Guiné Equatorial falha cumprimento dos primeiros objetivos do plano anti-corrupção acordado com o FMI

Por ocasião do Dia Africano da Luta Contra a Corrupção, que desde 2018 se celebra a 11 de julho, o Observatório APROFORT sobre Direitos Humanos e Boa Governança apresenta o seu primeiro relatório sobre Boa Governança na Guiné Equatorial.

O Observatório monitorizou o grau de cumprimento do acordo firmado entre o Fundo Monetário Internacional e o Governo da Guiné Equatorial. Este primeiro estudo conclui que apenas 3 das 14 medidas acordadas foram cumpridas, ou seja, para este período apenas 22% das medidas comprometidas.

Entre janeiro e março de 2020, o Governo concordou, entre outras medidas, em publicar uma lei anti-corrupção. Este instrumento-chave do plano anti-corrupção chegou ao parlamento, mas não foi aprovado, apesar de a instituição ter permanecido em funcionamento nos últimos meses.

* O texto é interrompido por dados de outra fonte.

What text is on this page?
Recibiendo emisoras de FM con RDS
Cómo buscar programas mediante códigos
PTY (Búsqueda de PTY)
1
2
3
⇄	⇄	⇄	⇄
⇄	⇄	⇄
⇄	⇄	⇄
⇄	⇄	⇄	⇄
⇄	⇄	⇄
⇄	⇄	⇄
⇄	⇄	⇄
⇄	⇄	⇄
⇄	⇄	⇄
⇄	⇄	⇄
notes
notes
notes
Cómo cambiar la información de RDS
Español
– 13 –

Embora o impacto da pandemia do COVID-19 pudesse ter deslocado as prioridades do Governo, é também verdade que, em meados de março, quando a pandemia foi declarada pela Organização Mundial de Saúde, muitas das 14 medidas planeadas para este período ainda não tinham sido cumpridas.

No próximo relatório, o Observatório avaliará os progressos entre abril e junho de 2020 e analisará as que ficaram por cumprir no primeiro período.

O critério básico da metodologia é a disponibilidade de informação, ou seja, a transparência das partes para tornar a informação disponível aos cidadãos. É também enviado um questionário às partes (Fundo Monetário Internacional e Ministério das Finanças) para fornecer informações ou esclarecimentos adicionais, particularmente quando as informações monitorizadas não podem ser disponibilizadas ao público.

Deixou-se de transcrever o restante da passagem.